Aber was für Möglichkeiten hat ein Bundesland, sich gegen eine Verordnung des Innenministers zu wehren?

"Die Sache ist sehr komplex", sagt Peter Bußjäger, Föderalismusexperte von der Uni Innsbruck, zum KURIER. Grundsätzlich sei das Vorgehen des Innenministers rechtlich korrekt. "Allerdings könnten Länder und Gemeinden auf die 1,50 Euro im Rahmen der Privatwirschaftsverwaltung etwas dazulegen." Dass der Innenminister dies unterbinden könnte, sei fraglich, so Bußjäger.

Im Gegenzug könnte der Bund den Ländern dann den Kostenersatz für die Grundversorgung kürzen. Angesichts der Tatsache, dass Vorarlberg für die gemeinnützig tätigen Asylwerber im Vorjahr gerade einmal 22.000 Euro ausgegeben habe, sei das "finanziell verkraftbar", so Bußjäger.

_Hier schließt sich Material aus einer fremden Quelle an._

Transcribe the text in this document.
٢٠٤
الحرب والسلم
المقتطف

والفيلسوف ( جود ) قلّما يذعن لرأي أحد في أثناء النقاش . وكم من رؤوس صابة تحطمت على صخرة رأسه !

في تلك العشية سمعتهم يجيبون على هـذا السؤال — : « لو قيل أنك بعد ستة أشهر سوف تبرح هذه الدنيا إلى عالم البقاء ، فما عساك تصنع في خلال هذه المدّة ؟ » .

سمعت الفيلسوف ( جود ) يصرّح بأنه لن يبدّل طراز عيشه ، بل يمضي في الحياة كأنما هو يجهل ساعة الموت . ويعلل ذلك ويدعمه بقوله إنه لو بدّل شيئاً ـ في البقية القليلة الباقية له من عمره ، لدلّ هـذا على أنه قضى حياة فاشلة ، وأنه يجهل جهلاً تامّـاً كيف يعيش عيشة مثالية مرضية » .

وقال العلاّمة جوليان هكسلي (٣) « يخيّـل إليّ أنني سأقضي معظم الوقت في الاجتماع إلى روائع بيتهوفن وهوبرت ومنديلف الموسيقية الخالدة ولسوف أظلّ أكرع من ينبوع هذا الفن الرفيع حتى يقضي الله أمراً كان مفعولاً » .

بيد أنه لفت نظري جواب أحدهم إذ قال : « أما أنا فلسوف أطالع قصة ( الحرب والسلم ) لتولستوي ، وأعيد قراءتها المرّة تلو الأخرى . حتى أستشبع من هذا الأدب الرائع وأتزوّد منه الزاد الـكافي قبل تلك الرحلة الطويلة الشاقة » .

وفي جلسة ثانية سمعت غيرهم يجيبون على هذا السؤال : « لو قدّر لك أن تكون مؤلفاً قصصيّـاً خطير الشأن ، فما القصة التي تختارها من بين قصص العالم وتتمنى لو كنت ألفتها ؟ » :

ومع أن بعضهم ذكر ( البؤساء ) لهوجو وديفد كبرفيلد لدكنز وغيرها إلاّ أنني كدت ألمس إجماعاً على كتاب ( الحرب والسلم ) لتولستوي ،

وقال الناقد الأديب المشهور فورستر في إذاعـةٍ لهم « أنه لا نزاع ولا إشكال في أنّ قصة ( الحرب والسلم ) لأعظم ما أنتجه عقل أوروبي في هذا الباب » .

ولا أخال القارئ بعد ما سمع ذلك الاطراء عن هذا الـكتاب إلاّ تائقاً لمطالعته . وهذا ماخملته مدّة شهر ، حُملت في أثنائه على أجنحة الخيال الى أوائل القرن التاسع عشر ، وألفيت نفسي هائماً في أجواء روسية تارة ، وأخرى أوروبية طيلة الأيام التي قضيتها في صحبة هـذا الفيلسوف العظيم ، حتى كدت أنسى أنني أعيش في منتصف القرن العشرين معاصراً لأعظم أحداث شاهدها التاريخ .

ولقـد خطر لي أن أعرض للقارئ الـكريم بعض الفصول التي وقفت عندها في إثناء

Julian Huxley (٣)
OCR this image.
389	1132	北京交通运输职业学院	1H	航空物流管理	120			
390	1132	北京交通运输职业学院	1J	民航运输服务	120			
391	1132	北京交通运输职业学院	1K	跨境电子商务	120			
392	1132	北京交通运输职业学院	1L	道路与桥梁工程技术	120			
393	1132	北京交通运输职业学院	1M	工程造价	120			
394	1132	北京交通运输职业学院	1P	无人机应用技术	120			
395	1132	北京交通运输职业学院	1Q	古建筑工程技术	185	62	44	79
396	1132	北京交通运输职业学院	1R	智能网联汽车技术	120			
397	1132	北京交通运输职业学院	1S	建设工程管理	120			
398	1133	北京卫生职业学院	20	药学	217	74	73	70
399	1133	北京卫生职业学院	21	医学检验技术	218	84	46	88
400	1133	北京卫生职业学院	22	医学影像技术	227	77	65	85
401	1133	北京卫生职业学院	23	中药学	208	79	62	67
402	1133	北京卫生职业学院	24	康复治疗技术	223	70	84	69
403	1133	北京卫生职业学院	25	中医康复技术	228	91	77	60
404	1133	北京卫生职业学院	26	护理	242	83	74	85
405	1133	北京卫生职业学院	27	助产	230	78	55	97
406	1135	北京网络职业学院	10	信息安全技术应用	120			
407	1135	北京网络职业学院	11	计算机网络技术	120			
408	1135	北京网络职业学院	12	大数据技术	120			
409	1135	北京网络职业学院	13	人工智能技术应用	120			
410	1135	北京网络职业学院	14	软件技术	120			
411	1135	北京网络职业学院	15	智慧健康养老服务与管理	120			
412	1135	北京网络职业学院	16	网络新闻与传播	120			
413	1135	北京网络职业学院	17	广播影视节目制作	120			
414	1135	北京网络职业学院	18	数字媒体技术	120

1,50 Euro für Asylwerber:  Länder suchen nach einem Schlupfloch

Universitätsprofessor Peter Bußjäger

Laute und leise Kritik

Nach den ORF-Gebühren ist der Stundenlohn für Asylwerber schon der zweite Anlassfall binnen kurzer Zeit, der zu einem deutlichen Murren aus ÖVP-geführten Ländern führt. Allerdings im Fall der Asylwerber nicht so laut und nicht so geschlossen.

In Oberösterreich hält man fünf Euro Entschädigung "für angemessen", sagt Landeshauptmann Thomas Stelzer. Wenn der Bund nun 1,50 Euro verordne, werde man das "wohl oder übel" übernehmen müssen. "Dass das nicht förderlich ist, sich für gemeinnützige Tätigkeiten zu engagieren, ist aber auch klar", so Stelzer.

Tirols Landeshauptmann Günther Platter will den Verordnungsentwurf genau prüfen. Grundsätzlich hält er das Tiroler Modell (drei Euro pro Stunde) für "ein gutes System".

Deutlicher fällt die Kritik von Platters grüner Stellvertreterin Ingrid Felipe aus: "Um dieses Geld geht niemand arbeiten", sagt sie. Am Montag hatte schon Innsbrucks Bischof Hermann Glettler die 1,50 Euro als "Hohn" kritisiert.

Salzburgs Landeshauptmann Wilfried Haslauer will die Causa nicht kommentieren: "Wenn wir etwas zu sagen haben, dann tun wir das intern, nicht über die Medien."

Stadt-Salzburgs ÖVP-Bürgermeister Harald Preuner wiederum begrüßt die Senkung dezidiert: Die fünf Euro, die die Stadt derzeit für gemeinnützige Arbeit zahlt, seien zu viel.